Heat a griddle or large pan over medium-low heat. Drizzle with oil and cook the muffins for about 10 minutes on each side. To use, split, toast, and enjoy!
Spiced Pumpkin Muffins with Fig Honey Butter
These should be called fall vegetable muffins, but the flavor is like a cross between carrot cake and pumpkin pie, so I feel that Spiced Pumpkin grabs the sense of these delicious little muffins better. The fig honey butter is the perfect earthy compliment to these moist, delicately textured treats. A word to the wise, just pulse the carrots and butternut squash in a food processor rather than grating them.

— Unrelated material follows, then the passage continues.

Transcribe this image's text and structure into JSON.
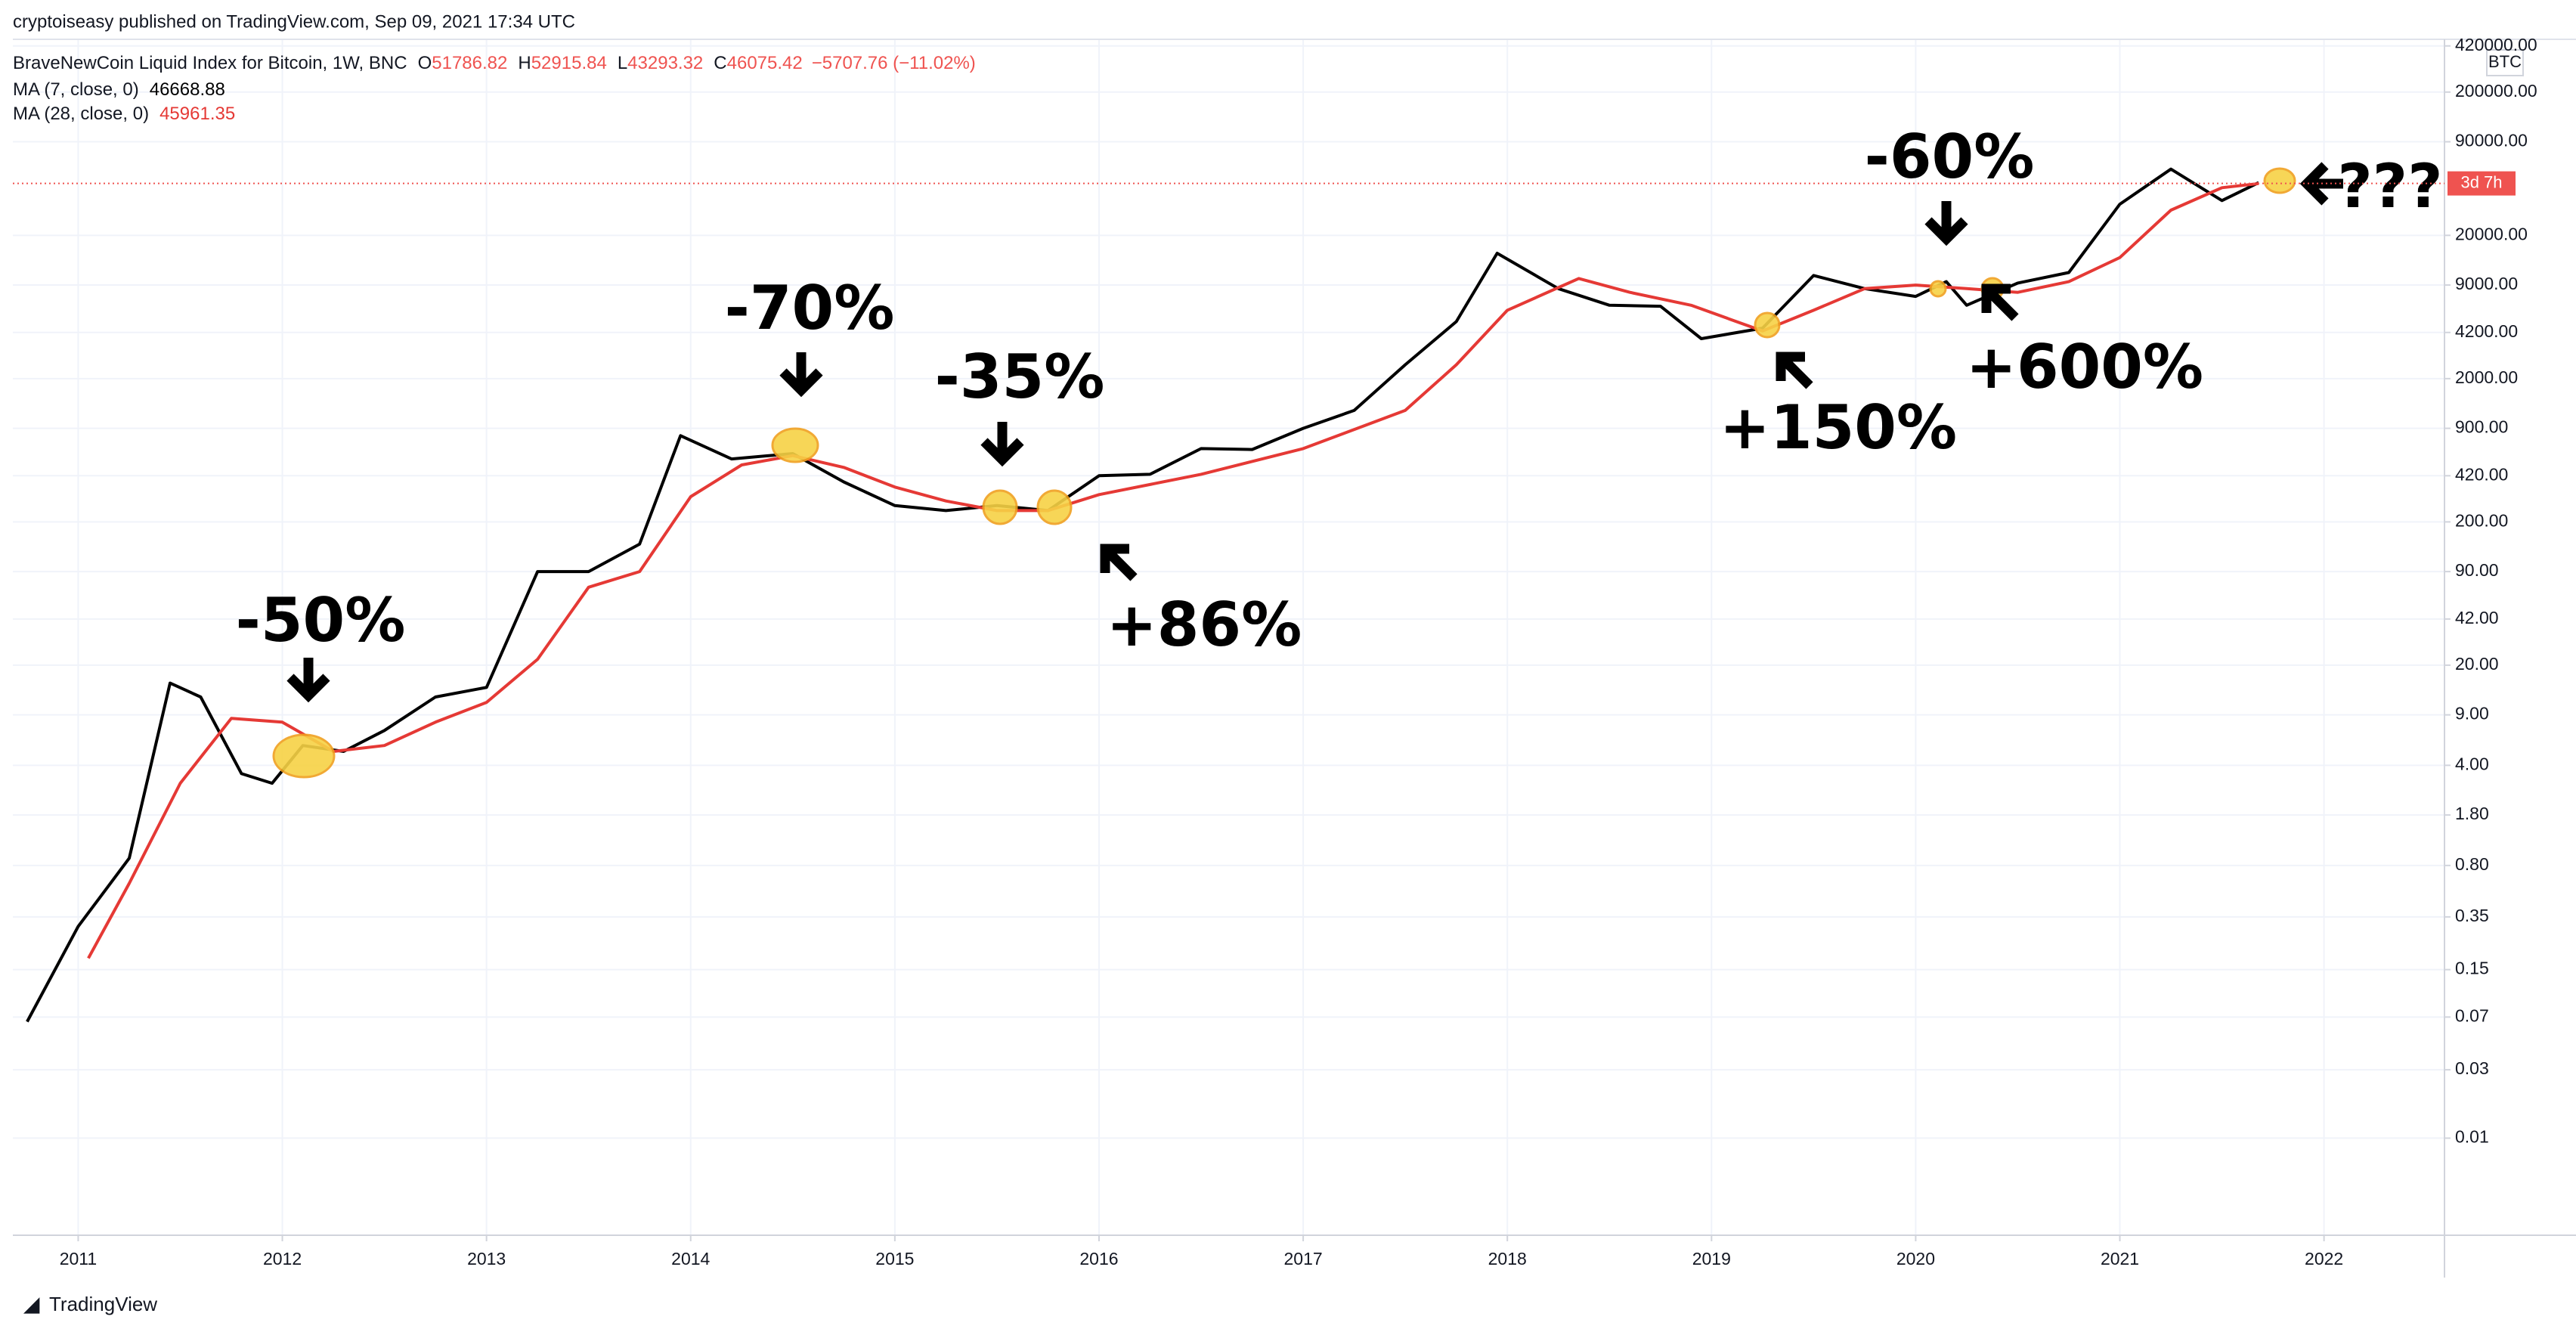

It might not look grated, but it has the same effect in the cake and is a hell of a lot easier then sitting there and grating all of it yourself. Enjoy!
Ingredients
2 1/2 cups unbleached all-purpose flour
1 1/2 cups sugar
1/2 cup brown sugar
1/2 teaspoon salt
1 Tbsp baking soda
1 Tbsp cinnamon
1 tsp cardamom
1 tsp ground ginger
1/4 teaspoon ground clove
1/2 teaspoon grated nutmeg
1 1/2 cups olive oil
4 large eggs, lightly beaten
1 Tbsp vanilla extract
1 1/2 cups shelled pecans, roughly chopped
1 1/2 cups sweetened, shredded coconut
1 cup of finely grated carrots
1 cup grated butternut squash
1 cup of canned, pureed pumpkin
Directions
Preheat oven to 350 degrees F. In a large bowl whisk together the flour, baking soda, salt, and spices. Set aside. With a mixer, beat the eggs until frothy and pale. Gradually add the sugar and beat for a few minutes, until the batter is thick. Add the oil in a steady stream and then beat in the vanilla extract. Add the flour mixture and pumpkin alternatively and beat on low just until incorporated. Add the veg, pecans, and coconut and mix just to combine. Pour into muffin tins and bake for 20-25 minutes.



Ingredients
5 ripe figs, halved
1 bunch rosemary
1 bunch thyme
1 bunch sage
olive oil
8 oz butter, softened
3 tablespoons honey
Directions
Heat oven to 400 degrees. In a casserole dish scatter the herbs on the bottom. Place the figs on top of the herbs, face side up. Drizzle the whole thing with a little olive oil and pop in the oven for 20 minutes, or until the figs a plump and juicy. Let the figs cool and add them, the butter, and honey to a food processor and pulse until combined. To store, roll in wax paper, secure the ends, and refrigerate. Smear it on everything and anything.